Many organizations have come to rely on Hadoop for dealing with the ever-increasing quantities of data that they gather. Today, it is clear what problems Hadoop can solve, however, cloud is still not the first choice for Hadoop deployment. Pros and cons for Hadoop in the cloud have been shared across multiple blogs and books, but the question is always coming-up in discussions with enterprises considering Hadoop in the Cloud. Thus, I thought it would be useful to collate together a few pros and cons, as well as mention a pragmatic approach to consider a hybrid cloud for organizations that have made significant investments on-prem. For organizations going to Hadoop for the first time, Cloud is probably a better bet especially if they don't have a lot of IT expertise and a great stream of revenue exists and needs to be exploited immediately.
Lack of space. You don’t have space to keep racks of physical servers, along with the necessary power and cooling.
Flexibility. It is much easier to reorganize instances, or expand or contract your footprint, for changing business needs. Everything is controlled through cloud provider APIs and web consoles. Changes can be scripted and put into effect manually or even automatically and dynamically based on current conditions.
New usage patterns. Cloud providers abstract computing resources such that they are not tied to physical configurations, which means they can be managed in ways that are otherwise impractical. For example, individuals could have their own instances, clusters, and even networks to work with, without much managerial overhead. The overall budget for CPU cores in your cloud provider account can be concentrated in a set of large instances, a larger set of smaller instances, or some mixture, and can even change over time. When an instance malfunctions, instead of troubleshooting what went wrong, you can just tear it down and replace it.
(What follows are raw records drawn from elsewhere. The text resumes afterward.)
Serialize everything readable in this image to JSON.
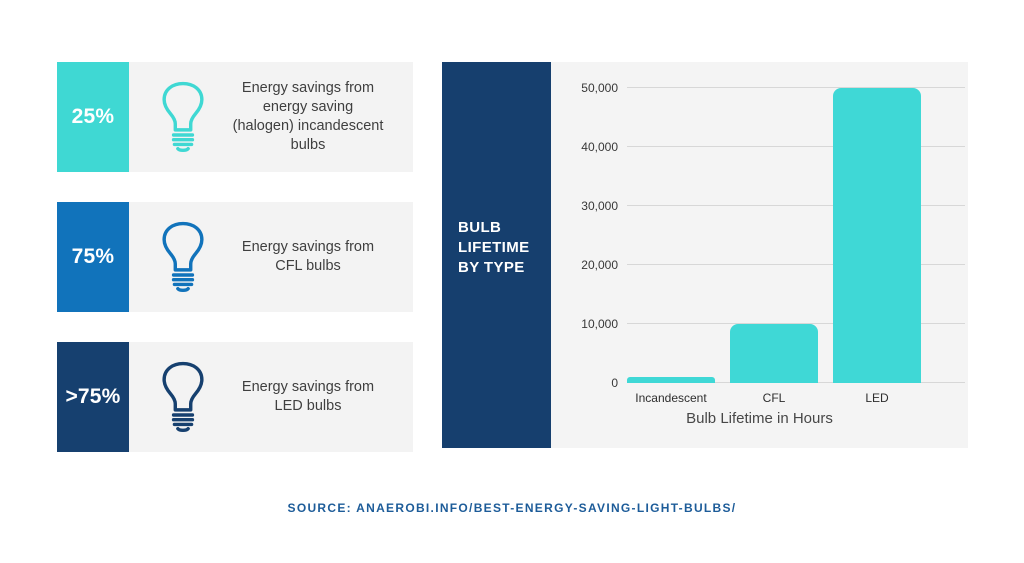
{
  "stats": [
    {
      "value": "25%",
      "description": "Energy savings from energy saving (halogen) incandescent bulbs",
      "color": "#3fd8d3"
    },
    {
      "value": "75%",
      "description": "Energy savings from CFL bulbs",
      "color": "#1173bb"
    },
    {
      "value": ">75%",
      "description": "Energy savings from LED bulbs",
      "color": "#16406f"
    }
  ],
  "chart_panel": {
    "side_label": "BULB\nLIFETIME\nBY TYPE"
  },
  "chart_data": {
    "type": "bar",
    "categories": [
      "Incandescent",
      "CFL",
      "LED"
    ],
    "values": [
      1000,
      10000,
      50000
    ],
    "title": "Bulb Lifetime in Hours",
    "xlabel": "Bulb Lifetime in Hours",
    "ylabel": "",
    "ylim": [
      0,
      50000
    ],
    "yticks": [
      0,
      10000,
      20000,
      30000,
      40000,
      50000
    ],
    "ytick_labels": [
      "0",
      "10,000",
      "20,000",
      "30,000",
      "40,000",
      "50,000"
    ],
    "bar_color": "#3fd8d6",
    "grid": true,
    "legend": false
  },
  "source": {
    "label": "SOURCE: ANAEROBI.INFO/BEST-ENERGY-SAVING-LIGHT-BULBS/"
  }
}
Worldwide availability. The largest cloud providers have data centers around the world. You can use resources close to where you work, or close to where your customers are, for the best performance. You can set up redundant clusters, or even entire computing environments, in multiple data centers, so that if local problems occur in one data center, you can shift to working elsewhere.
Data retention restrictions. If you have data that is required by law to be stored within specific geographic areas, you can keep it in clusters that are hosted in data centers in those areas.
Cloud provider features. Each major cloud provider offers an ecosystem of features to support the core functions of computing, networking, and storage. To use those features most effectively, your clusters should run in the cloud provider as well.
Capacity. Very few customers tax the infrastructure of a major cloud provider. You can establish large systems in the cloud that are not nearly as easy to put together, not to mention maintain, on-prem.
Simplicity. Cloud providers start you off with reasonable defaults, but then it is up to you to figure out how all of their features work and when they are appropriate. It takes a lot of experience to become proficient at picking the right types of instances and arranging networks properly.
High levels of control. Beyond the general geographic locations of cloud provider data centers and the hardware specifications that providers reveal for their resources, it is not possible to have exacting, precise control over your cloud architecture. You cannot tell exactly where the physical devices sit, or what the devices near them are doing, or how data across them shares the same physical network1. When the cloud provider has internal problems such as network outages, there’s not much you can do but wait.
Unique hardware needs. You cannot have cloud providers attach specialized peripherals or dongles to their hardware for you. If your application requires resources that exceed what a cloud provider offers, you will need to host that part on-prem away from your Hadoop clusters.
Saving money. For one thing, you are still paying for the resources you use. The hope is that the economy of scale that a cloud provider can achieve makes it more economical for you to pay to “rent” their hardware than to run your own. You will also still need people who understand system administration and networking to take care of your cloud infrastructure. Inefficient architectures can cost a lot of money in storage and data transfer costs, or instances that are running idle.
Best of Both
Instead of running your clusters and associated applications completely in the cloud or completely on-prem, the overall system is split between the two - Hybrid Cloud.
Data channels are established between the cloud and on-prem worlds to connect the components needed to perform work.
Suppose there is a large, existing on-prem data processing system, perhaps using Hadoop clusters, which works well. In order to expand its capacity for running new analyses, rather than adding more on-prem hardware, Hadoop clusters can be created in the cloud. Data needed for the analyses is copied up to the Hadoop clusters where it is analyzed, and the results are sent back on-prem. The cloud clusters can be brought up and torn down in response to demand, which helps to keep costs lower.
Assume the management of vast amounts of incoming data that needs to be centralized and processed. To avoid having one single choke point where all of the raw data is sent, a set of cloud clusters can share the load, perhaps each in a geographic location convenient to where the data is generated. These clusters can perform pre-processing of the data, such as cleaning and summarization, to reduce the work that the final centralized system must perform.